Challenges and dangers
Fowler starts with three big challenges often faced with any project: limited resources, non-strategic choices and lack of collaboration. Fowler says that the most important resources are not financial, and that one of the biggest dangers is a well-funded, well-resourced program; too many resources inhibit creativity and introduce complacency that tends to overlook the need for evaluation as a critical part of any program.
Another danger Fowler notes is non-strategic intervention choices. Something may seem like an amazing opportunity or a good idea at the time, but if it doesn't meet the objectives or help reach the end goal of the program, it isn't a benefit. An evaluation of the opportunity before accepting it will tell you it's not a wise use of resources.
Lack of collaboration Fowler calls "silo-sightedness." People and skills are resources that need to be invested to earn interest, she says. if you keep them in your silo they dont earn a return. Connections should be created early and often. For example, common challenges like turf wars can be avoided with proper pre-evaluation. "People don't get engaged in a turf war unless they care about something," says Fowler. Evaluation in advance can lead to collaboration with another passionate individual or organization instead of later conflict.
These three big challenges are completely interrelated and have a multiplicative effect that can be either positive or negative. If you overcome two of the three challenges, it makes it much easier to overcome the third; if you are struggling at two of the challenges, it makes it hard to maintain success on the third.
Evaluate early and always
"The biggest fraud that has been perpetrated on our community is the idea that outcomes evaluation is what matters," says Fowler. "If you are not evaluating until outcomes, it is often too late to change anything."
Evaluation is needed throughout all phases of a program: planning, implementation and outcome. "Evaluation incorporates formative evaluation--this is my total obsession in life," says Fowler.
Problems will happen with every project -- that will be part of every outcome evaluation -- but evaluation used during planning and implementation increases your ability to influence the outcome.
Evaluation before the program gives you a sense of the terrain and the context you are entering into.
Fowler outlines five "need to know" formative phases: pre-project, start-up, implementation and project modification, maintenance and sustainability, and replication and policy.
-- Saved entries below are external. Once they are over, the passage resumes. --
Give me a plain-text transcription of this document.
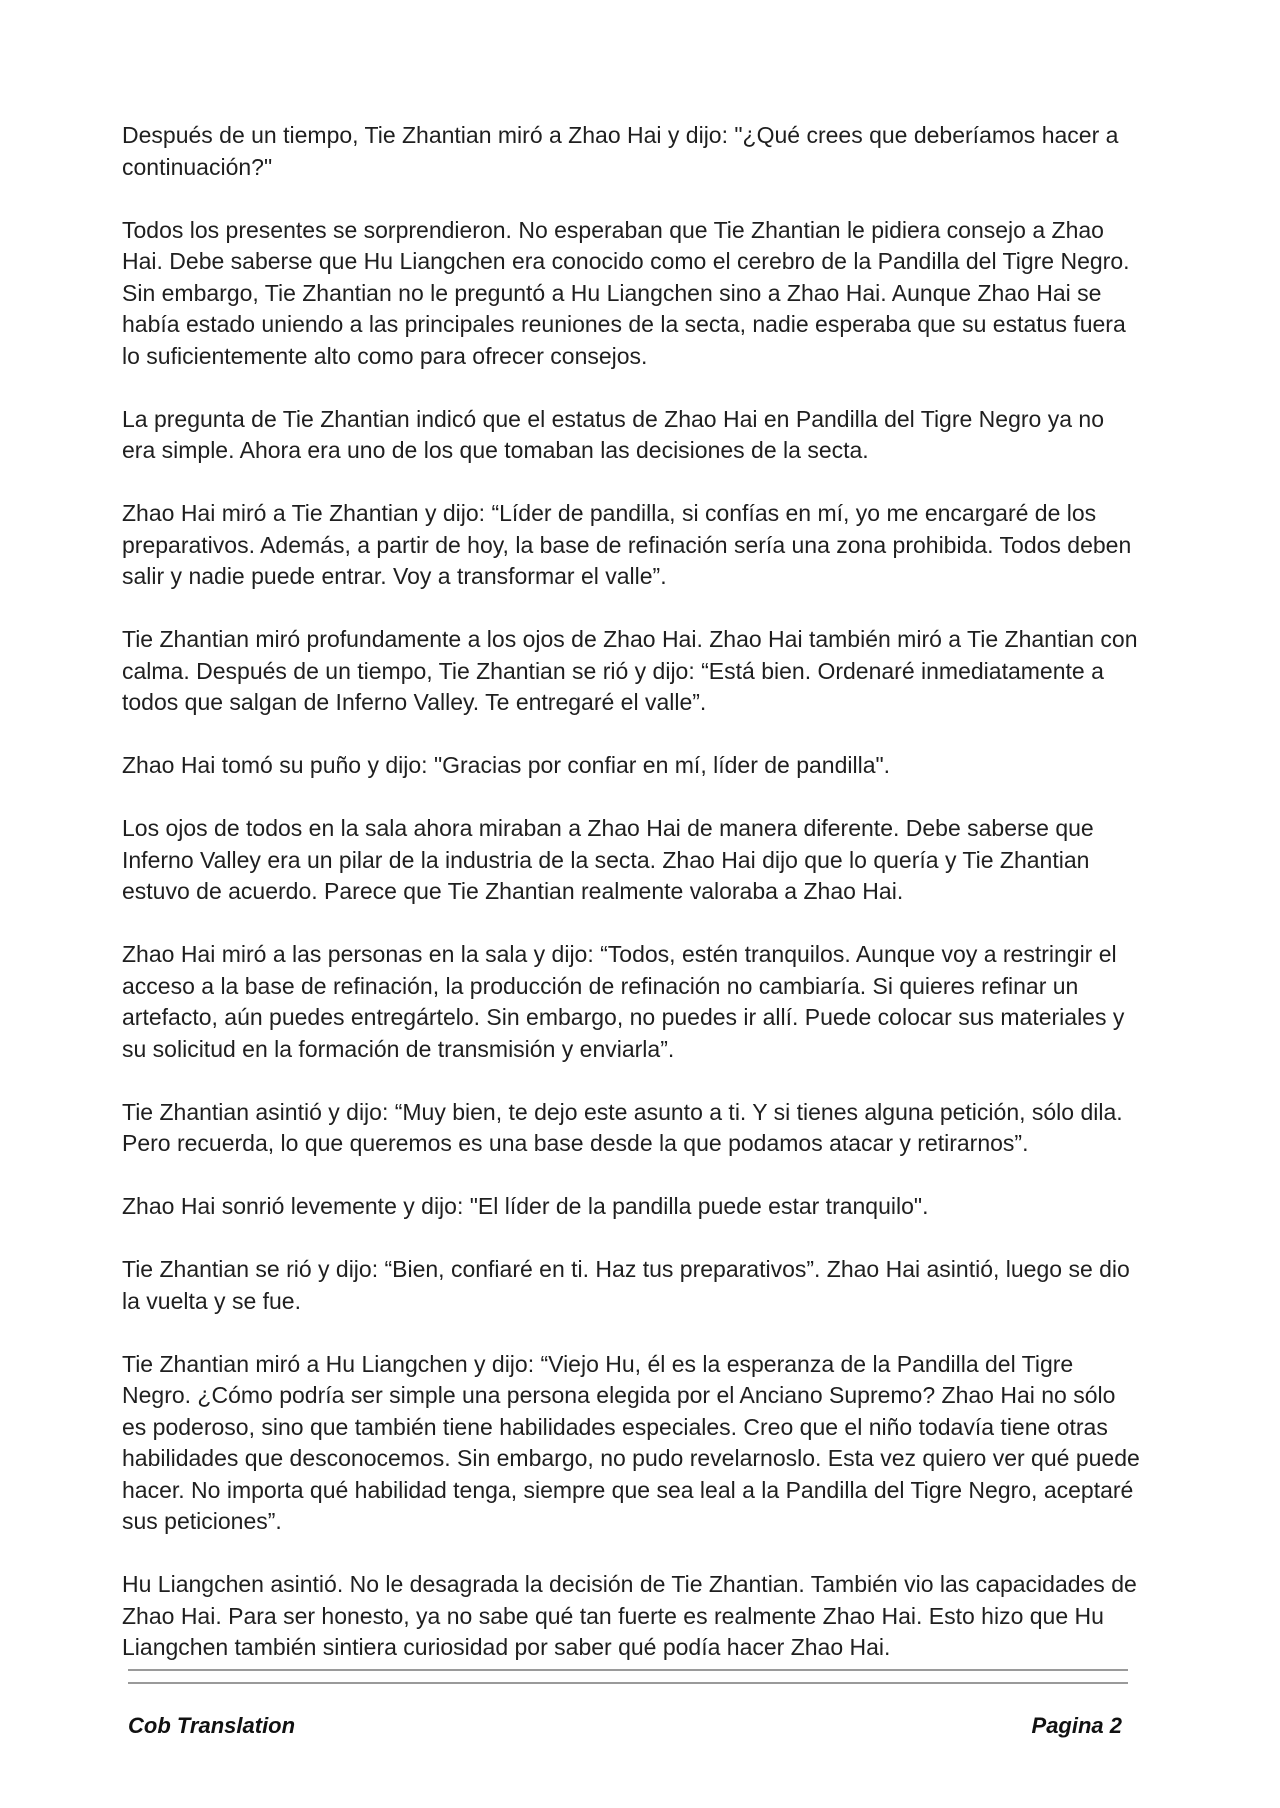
Después de un tiempo, Tie Zhantian miró a Zhao Hai y dijo: "¿Qué crees que deberíamos hacer a continuación?"

Todos los presentes se sorprendieron. No esperaban que Tie Zhantian le pidiera consejo a Zhao Hai. Debe saberse que Hu Liangchen era conocido como el cerebro de la Pandilla del Tigre Negro. Sin embargo, Tie Zhantian no le preguntó a Hu Liangchen sino a Zhao Hai. Aunque Zhao Hai se había estado uniendo a las principales reuniones de la secta, nadie esperaba que su estatus fuera lo suficientemente alto como para ofrecer consejos.

La pregunta de Tie Zhantian indicó que el estatus de Zhao Hai en Pandilla del Tigre Negro ya no era simple. Ahora era uno de los que tomaban las decisiones de la secta.

Zhao Hai miró a Tie Zhantian y dijo: “Líder de pandilla, si confías en mí, yo me encargaré de los preparativos. Además, a partir de hoy, la base de refinación sería una zona prohibida. Todos deben salir y nadie puede entrar. Voy a transformar el valle”.

Tie Zhantian miró profundamente a los ojos de Zhao Hai. Zhao Hai también miró a Tie Zhantian con calma. Después de un tiempo, Tie Zhantian se rió y dijo: “Está bien. Ordenaré inmediatamente a todos que salgan de Inferno Valley. Te entregaré el valle”.

Zhao Hai tomó su puño y dijo: "Gracias por confiar en mí, líder de pandilla".

Los ojos de todos en la sala ahora miraban a Zhao Hai de manera diferente. Debe saberse que Inferno Valley era un pilar de la industria de la secta. Zhao Hai dijo que lo quería y Tie Zhantian estuvo de acuerdo. Parece que Tie Zhantian realmente valoraba a Zhao Hai.

Zhao Hai miró a las personas en la sala y dijo: “Todos, estén tranquilos. Aunque voy a restringir el acceso a la base de refinación, la producción de refinación no cambiaría. Si quieres refinar un artefacto, aún puedes entregártelo. Sin embargo, no puedes ir allí. Puede colocar sus materiales y su solicitud en la formación de transmisión y enviarla”.

Tie Zhantian asintió y dijo: “Muy bien, te dejo este asunto a ti. Y si tienes alguna petición, sólo dila. Pero recuerda, lo que queremos es una base desde la que podamos atacar y retirarnos”.

Zhao Hai sonrió levemente y dijo: "El líder de la pandilla puede estar tranquilo".

Tie Zhantian se rió y dijo: “Bien, confiaré en ti. Haz tus preparativos”. Zhao Hai asintió, luego se dio la vuelta y se fue.

Tie Zhantian miró a Hu Liangchen y dijo: “Viejo Hu, él es la esperanza de la Pandilla del Tigre Negro. ¿Cómo podría ser simple una persona elegida por el Anciano Supremo? Zhao Hai no sólo es poderoso, sino que también tiene habilidades especiales. Creo que el niño todavía tiene otras habilidades que desconocemos. Sin embargo, no pudo revelarnoslo. Esta vez quiero ver qué puede hacer. No importa qué habilidad tenga, siempre que sea leal a la Pandilla del Tigre Negro, aceptaré sus peticiones”.

Hu Liangchen asintió. No le desagrada la decisión de Tie Zhantian. También vio las capacidades de Zhao Hai. Para ser honesto, ya no sabe qué tan fuerte es realmente Zhao Hai. Esto hizo que Hu Liangchen también sintiera curiosidad por saber qué podía hacer Zhao Hai.

Cob Translation	Pagina 2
Each of these stages should be thought about in advance and each can benefit from the thought-work leading up to it.
Key concepts
Concept 1: "The connections you create in the program design phase are critical to achieving outcomes." Strategic connections are "planned, tactical, calculated, deliberate, premeditated, considered intentional associations we form with others."
Concept 2: Before we can create strategic connections, we need to ask a lot of questions. It isn't always obvious what we need to know or why we need to know it. Asking questions is a large part of evaluation and planning -- it helps us understand the communities we are in and the communities we can collaborate with, and this can extend beyond just the obvious circles of relationships and influence.
Fowler reminds attendees that "community is not a geographic place; it is a shared place of being." And a part of resource development is recruiting the right people to share that place. All connections must prioritize relationships, and all connections must be evaluated.
Fowler shares a couple of favorite quotes to help illustrate these key ideas:
- "If the first button of one's coat is wrongly buttoned, all the rest will be crooked," Giordano Bruno (1548-1600).
- "The first step towards getting somewhere is to decide that you are not going to stay where you are," John Pierpont Morgan (1837-1913).
What types of connections are necessary for you to have a successful program? How could evaluation help you to maintain and strengthen your connections?